Há declarações que não são apenas infelizes. São reveladoras. Revelam um pensamento, uma visão de mundo e, sobretudo, uma ideia profundamente errada sobre o papel do Estado e sobre quem são os cidadãos que dele dependem. As recentes palavras do Ministro da Educação pertencem claramente a esta segunda categoria.
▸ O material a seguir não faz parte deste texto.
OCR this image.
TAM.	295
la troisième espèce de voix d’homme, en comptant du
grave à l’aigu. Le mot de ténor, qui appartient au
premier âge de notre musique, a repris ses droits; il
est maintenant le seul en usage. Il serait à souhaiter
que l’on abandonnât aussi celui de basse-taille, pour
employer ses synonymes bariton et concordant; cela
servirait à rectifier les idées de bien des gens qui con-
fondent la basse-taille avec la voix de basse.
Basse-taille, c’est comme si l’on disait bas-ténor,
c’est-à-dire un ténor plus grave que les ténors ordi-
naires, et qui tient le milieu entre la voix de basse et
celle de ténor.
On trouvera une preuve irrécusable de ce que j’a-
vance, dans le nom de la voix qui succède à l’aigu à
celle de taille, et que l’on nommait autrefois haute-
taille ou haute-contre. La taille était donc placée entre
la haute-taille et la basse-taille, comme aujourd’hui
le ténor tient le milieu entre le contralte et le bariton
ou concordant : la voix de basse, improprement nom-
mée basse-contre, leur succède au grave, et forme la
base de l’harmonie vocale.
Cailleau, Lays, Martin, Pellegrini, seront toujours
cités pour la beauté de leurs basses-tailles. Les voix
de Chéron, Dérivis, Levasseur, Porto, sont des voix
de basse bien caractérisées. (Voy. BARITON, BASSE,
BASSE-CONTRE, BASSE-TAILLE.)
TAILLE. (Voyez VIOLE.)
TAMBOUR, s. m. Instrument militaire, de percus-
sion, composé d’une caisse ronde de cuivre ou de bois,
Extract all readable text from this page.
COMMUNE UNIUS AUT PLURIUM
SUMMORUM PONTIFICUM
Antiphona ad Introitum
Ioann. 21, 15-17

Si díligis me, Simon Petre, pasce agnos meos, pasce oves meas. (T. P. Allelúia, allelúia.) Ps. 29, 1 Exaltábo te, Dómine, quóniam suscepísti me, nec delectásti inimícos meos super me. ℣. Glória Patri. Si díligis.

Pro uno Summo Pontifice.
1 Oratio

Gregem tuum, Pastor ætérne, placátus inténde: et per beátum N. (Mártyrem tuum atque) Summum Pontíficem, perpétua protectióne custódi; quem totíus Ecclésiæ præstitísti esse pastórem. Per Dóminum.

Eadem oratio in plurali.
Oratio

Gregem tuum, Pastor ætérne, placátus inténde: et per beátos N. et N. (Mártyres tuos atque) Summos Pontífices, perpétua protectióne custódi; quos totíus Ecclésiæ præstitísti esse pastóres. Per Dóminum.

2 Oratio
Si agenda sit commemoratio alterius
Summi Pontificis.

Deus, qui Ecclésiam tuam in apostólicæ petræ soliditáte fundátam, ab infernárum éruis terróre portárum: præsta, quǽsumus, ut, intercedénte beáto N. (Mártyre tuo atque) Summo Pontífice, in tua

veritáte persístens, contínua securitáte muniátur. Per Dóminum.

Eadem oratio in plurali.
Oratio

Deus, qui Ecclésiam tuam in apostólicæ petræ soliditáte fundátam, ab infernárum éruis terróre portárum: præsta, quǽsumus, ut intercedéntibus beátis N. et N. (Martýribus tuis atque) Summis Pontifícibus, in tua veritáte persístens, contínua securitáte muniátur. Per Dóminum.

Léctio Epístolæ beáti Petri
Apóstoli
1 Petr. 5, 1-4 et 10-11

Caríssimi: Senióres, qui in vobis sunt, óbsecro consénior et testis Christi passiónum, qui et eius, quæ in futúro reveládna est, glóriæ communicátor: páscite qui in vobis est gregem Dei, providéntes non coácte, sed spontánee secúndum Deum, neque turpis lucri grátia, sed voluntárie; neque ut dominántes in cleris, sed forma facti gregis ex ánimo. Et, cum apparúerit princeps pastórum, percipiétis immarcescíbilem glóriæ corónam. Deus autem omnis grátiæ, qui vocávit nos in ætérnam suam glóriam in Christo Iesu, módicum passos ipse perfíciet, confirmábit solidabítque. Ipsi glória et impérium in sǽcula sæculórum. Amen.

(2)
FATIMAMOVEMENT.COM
Segundo o próprio, quando os serviços públicos são frequentados maioritariamente por pessoas de baixos rendimentos - sejam residências universitárias, escolas ou hospitais - eles degradam-se. Não por falta de investimento, não por abandono político, não por decisões administrativas erradas. Degradam-se porque são usados por pobres. É isto que foi dito. Tudo o resto são tentativas tardias de cosmética semântica.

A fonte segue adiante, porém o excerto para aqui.